This year at Netroots Nation, Raw Story was asking of various panel speakers, exhibitors and attendees about issues you didn’t hear addressed on the main stage.


As the director of the National Domestic Workers Alliance, Ai-Jen Poo is used to advocating for legal, political and social recognition of the women and men who work some of the most undervalued jobs in our society, from taking care of other people's children to taking care of other people's parents. Lately, she and the NDWA partnered with Caring Across Generations to help change how we take care of our countries' older citizens and the broken system to which they are too often subjected.

Raw Story: There has been a lot of discussion here about the second shift work that women do, whether it's taking care of children or, as we get older, taking care of our parents and grandparents. How does this end up disproportionately impacting women, women of color and low-wage workers?

Poo: Women are more than half of the paid workforce, and they're doing still more than three-quarters of all the care-giving work for households. So there's just a tremendous amount of pressure on women and, of course, low-income women, women of color have less resources and supports in order to actually meet those responsibilities. And now with the age-wave, with so many people living longer and turning 65, it's just going to be a situation where you'll have a whole bunch of -- 10 million, actually -- people who are going to be dealing with both child care and elder care. So you're talking about, already, a triple shift of work, and then child care, and then elder care. And then if you want to do anything about it, like organize, that's a fourth shift! So, it's a pretty daunting situation that I don't really think we can deal with as individual households. We have to get together and come up with collective solutions.

Raw Story: Why do you think so many people our age don't understand the way the system is designed for when we get older, that Medicare only kicks in when you've exhausted all other financial resources, that it puts you in situations you don't necessarily want to be in, housing-wise and care-wise. What do you think the disconnect is between people seeing what their parents and grandparents might have already gone through and what they should be planning for in their own lives?

Poo: I think that we need to make a big culture shift. We have a culture of not actually talking about these needs that we have as families, not facing the reality of aging. There's a lot of cultural resistance to the notion that we're aging instead of really embracing it and seeing the positive of intergenerational relationships and all the good that can come with getting older. We just have to make a real culture shift around that.

Raw Story: What sorts of policies are you advocating for? What sorts of conversations are you asking people to start having to start to begin that shift?

Poo: I think we need to create more jobs in home care and long-term care to support people to age in-place in their homes and communities. But those jobs have to be really good jobs. And we have to make care more affordable. So creating a whole new social program that actually supports that, that taps into the resourcefulness of families and communities while also creating an infrastructure to support them.

Raw Story: Why do you think a lot of these home health care jobs are so poorly paid, as many domestic help jobs are?

Poo: Because it's care-giving work that's historically been associated with women, and it's been expected that women will do it, and it's never been appreciated, accounted for, valued properly.
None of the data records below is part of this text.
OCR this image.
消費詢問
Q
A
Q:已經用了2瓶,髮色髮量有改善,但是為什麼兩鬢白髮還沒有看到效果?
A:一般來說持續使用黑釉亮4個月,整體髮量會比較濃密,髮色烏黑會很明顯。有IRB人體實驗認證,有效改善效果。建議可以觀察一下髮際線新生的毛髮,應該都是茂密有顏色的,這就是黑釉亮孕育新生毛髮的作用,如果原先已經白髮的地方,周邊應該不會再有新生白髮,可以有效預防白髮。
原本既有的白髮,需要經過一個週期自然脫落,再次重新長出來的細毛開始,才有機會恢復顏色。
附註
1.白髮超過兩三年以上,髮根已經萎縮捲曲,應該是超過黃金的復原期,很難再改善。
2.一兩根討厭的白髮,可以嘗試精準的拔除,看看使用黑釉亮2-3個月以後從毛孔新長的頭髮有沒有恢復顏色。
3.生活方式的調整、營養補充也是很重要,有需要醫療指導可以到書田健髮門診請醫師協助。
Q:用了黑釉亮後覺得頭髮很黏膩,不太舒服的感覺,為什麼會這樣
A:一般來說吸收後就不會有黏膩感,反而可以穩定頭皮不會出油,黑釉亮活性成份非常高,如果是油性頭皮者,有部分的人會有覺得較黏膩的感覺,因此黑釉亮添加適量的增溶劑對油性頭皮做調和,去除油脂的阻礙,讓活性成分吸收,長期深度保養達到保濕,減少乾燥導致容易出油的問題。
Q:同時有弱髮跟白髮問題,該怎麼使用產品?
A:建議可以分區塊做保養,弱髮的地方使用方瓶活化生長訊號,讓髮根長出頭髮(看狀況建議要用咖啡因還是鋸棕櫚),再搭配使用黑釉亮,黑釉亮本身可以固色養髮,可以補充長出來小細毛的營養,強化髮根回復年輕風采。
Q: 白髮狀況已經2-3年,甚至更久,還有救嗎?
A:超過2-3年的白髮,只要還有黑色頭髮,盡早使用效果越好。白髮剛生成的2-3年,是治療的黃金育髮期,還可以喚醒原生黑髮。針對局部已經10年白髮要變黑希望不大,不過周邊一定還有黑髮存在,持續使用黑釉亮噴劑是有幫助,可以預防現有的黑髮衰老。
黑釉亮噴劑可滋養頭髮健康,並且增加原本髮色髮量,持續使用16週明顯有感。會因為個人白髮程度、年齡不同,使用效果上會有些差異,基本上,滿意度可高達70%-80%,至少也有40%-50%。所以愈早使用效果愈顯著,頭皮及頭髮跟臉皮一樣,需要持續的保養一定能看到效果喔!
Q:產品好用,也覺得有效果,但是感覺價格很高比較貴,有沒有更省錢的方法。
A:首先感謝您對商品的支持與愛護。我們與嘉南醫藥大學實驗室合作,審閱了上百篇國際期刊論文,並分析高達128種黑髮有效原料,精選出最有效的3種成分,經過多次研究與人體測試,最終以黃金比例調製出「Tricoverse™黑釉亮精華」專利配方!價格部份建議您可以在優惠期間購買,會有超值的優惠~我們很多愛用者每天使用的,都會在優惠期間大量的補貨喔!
In fact, as paid work, it's been associated with women of color, and so there's just a whole way in which it's been devalued by who's doing the work and intentionally excluded from labor protections. So we have this whole culture that's built around exclusion of recognition of the work that makes all other work possible. It's kind of crazy.

Raw Story: When you look at how many politicians are talking about cutting Social Security and cutting Medicare benefits in order to supposedly make a pared-down system last longer, isn't that completely incompatible with elderly people having the kind of care that they want, which is in-home care as long as possible, medical assistance, rather than being warehoused? I guess that could be cheaper, but it's not how people want to end their lives.

Poo: People want to stay in their homes and communities, and it's cheaper for them to do that. It's more efficient than the system and saves a lot of costs. We just have to reorganize in such a way that moves away from institutionalization towards really drawing on each other in our homes and communities.